I must make it clear to the hon. Gentleman that these proposals leave the accountability of justices' clerks where it has always been: to the local magistrates courts committees, which comprise local magistrates and will be locally administered.
In some senses, the White Paper is not a very original document—almost all these proposals are already in operation somewhere in England or Wales, with no signs of adverse effects: rather the reverse. They are in place because local people have chosen to put them in place.
§ Mr. Boateng
The Minister refers to the local magistrates courts committees. He is well aware that the measure before the other place proposes that the chairmen of those committees should in turn be appointed by the Lord Chancellor.
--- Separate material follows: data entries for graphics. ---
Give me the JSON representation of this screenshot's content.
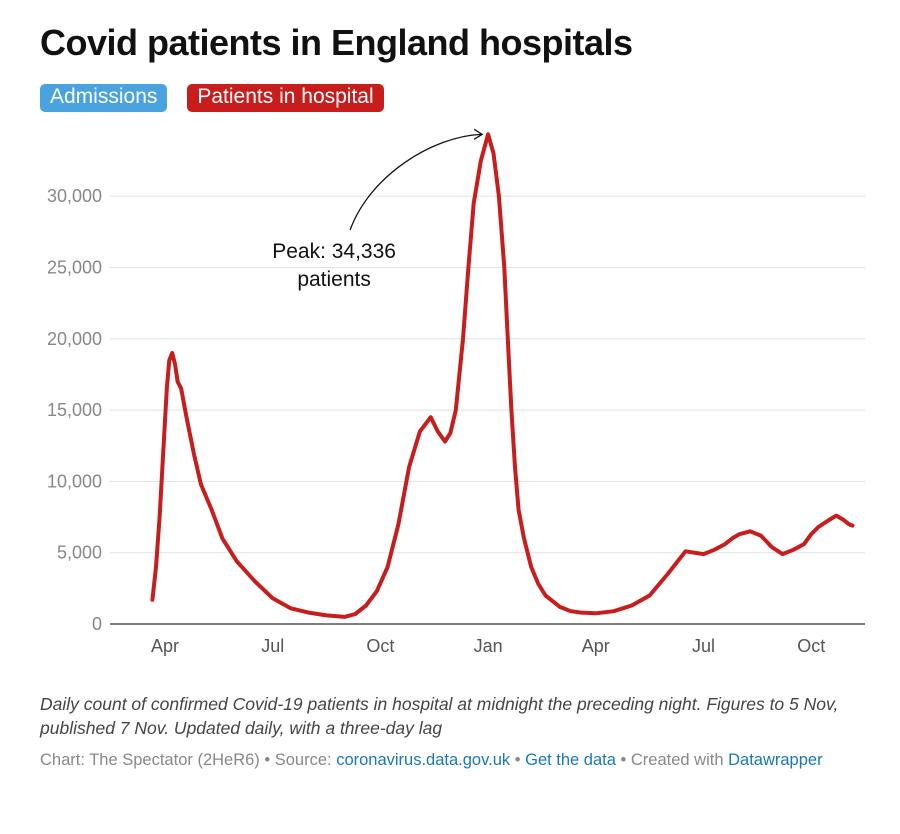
{
  "header": {
    "title": "Covid patients in England hospitals",
    "toggles": [
      {
        "label": "Admissions",
        "color": "#4aa3df"
      },
      {
        "label": "Patients in hospital",
        "color": "#c71e1d"
      }
    ]
  },
  "chart_data": {
    "type": "line",
    "title": "Covid patients in England hospitals",
    "xlabel": "",
    "ylabel": "",
    "ylim": [
      0,
      34500
    ],
    "yticks": [
      0,
      5000,
      10000,
      15000,
      20000,
      25000,
      30000
    ],
    "ytick_labels": [
      "0",
      "5,000",
      "10,000",
      "15,000",
      "20,000",
      "25,000",
      "30,000"
    ],
    "xticks": [
      {
        "label": "Apr",
        "month": 3
      },
      {
        "label": "Jul",
        "month": 6
      },
      {
        "label": "Oct",
        "month": 9
      },
      {
        "label": "Jan",
        "month": 12
      },
      {
        "label": "Apr",
        "month": 15
      },
      {
        "label": "Jul",
        "month": 18
      },
      {
        "label": "Oct",
        "month": 21
      }
    ],
    "series": [
      {
        "name": "Patients in hospital",
        "color": "#c71e1d",
        "x_months": [
          2.65,
          2.75,
          2.85,
          2.95,
          3.05,
          3.12,
          3.2,
          3.28,
          3.35,
          3.45,
          3.6,
          3.8,
          4.0,
          4.3,
          4.6,
          5.0,
          5.5,
          6.0,
          6.5,
          7.0,
          7.5,
          8.0,
          8.3,
          8.6,
          8.9,
          9.2,
          9.5,
          9.8,
          10.1,
          10.4,
          10.6,
          10.8,
          10.95,
          11.1,
          11.2,
          11.3,
          11.45,
          11.6,
          11.8,
          12.0,
          12.15,
          12.3,
          12.45,
          12.55,
          12.65,
          12.75,
          12.85,
          13.0,
          13.2,
          13.4,
          13.6,
          13.8,
          14.0,
          14.3,
          14.6,
          15.0,
          15.5,
          16.0,
          16.5,
          17.0,
          17.5,
          18.0,
          18.3,
          18.6,
          18.8,
          19.0,
          19.3,
          19.6,
          19.9,
          20.2,
          20.5,
          20.8,
          21.0,
          21.2,
          21.5,
          21.7,
          21.9,
          22.05,
          22.15
        ],
        "values": [
          1700,
          4000,
          7500,
          12000,
          16500,
          18500,
          19000,
          18200,
          17000,
          16500,
          14500,
          12000,
          9800,
          8000,
          6000,
          4400,
          3000,
          1800,
          1100,
          800,
          600,
          500,
          700,
          1300,
          2300,
          4000,
          7000,
          11000,
          13500,
          14500,
          13500,
          12800,
          13400,
          15000,
          17500,
          20000,
          25000,
          29500,
          32500,
          34336,
          33000,
          30000,
          25000,
          20000,
          15000,
          11000,
          8000,
          6000,
          4000,
          2800,
          2000,
          1600,
          1200,
          900,
          800,
          750,
          900,
          1300,
          2000,
          3500,
          5100,
          4900,
          5200,
          5600,
          6000,
          6300,
          6500,
          6200,
          5400,
          4900,
          5200,
          5600,
          6300,
          6800,
          7300,
          7600,
          7300,
          7000,
          6900
        ]
      }
    ],
    "annotations": [
      {
        "line1": "Peak:  34,336",
        "line2": "patients",
        "value": 34336
      }
    ]
  },
  "footer": {
    "description": "Daily count of confirmed Covid-19 patients in hospital at midnight the preceding night. Figures to 5 Nov, published 7 Nov. Updated daily, with a three-day lag",
    "credit_prefix": "Chart: The Spectator (2HeR6) • Source: ",
    "source_link": "coronavirus.data.gov.uk",
    "separator": " • ",
    "data_link": "Get the data",
    "created_with": " • Created with ",
    "tool_link": "Datawrapper"
  }
}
He also knows very well that all parties in the other place, and every Bench up and down the country, have expressed widespread opposition to the proposal, and that the Lord Chief Justice has described it as "chilling".
Will the Minister undertake to ensure that the Lord Chancellor thinks again about this measure, just as his right hon. and learned Friend the Home Secretary has had to think again about his?
The Lord Chancellor's mind is open, as was said by the noble Earl Fevers in the debate in another 615 place. The Lord Chief Justice participated in that debate and did indeed use the word "chilling"; but he made it clear that he supports a great deal of the Bill. The proposal that he called chilling is the one for a legal forum—a proposal that came originally from the justices' clerks themselves.
§ Mr. Maclennan
Does the Minister recognise that the decline in standards of public conduct referred to by the Public Accounts Committee appears to be afflicting his Department, which is introducing proposals that are universally regarded by our senior judiciary as resulting in the independence of the judiciary being tampered with by politicians? I refer most particularly to the proposals for justices' clerks. Will the Minister ensure that they are not 'brought before this House?
I am sorry to have to say this twice, but the proposals render justices' clerks answerable to magistrates courts committees—that is where responsibility lies. If the hon. Gentleman claims that the White Paper and the Bill are so friendless, I can only repeat that all these proposals are, as far as I am aware, already in operation somewhere in England or Wales, because local people have chosen to put them there.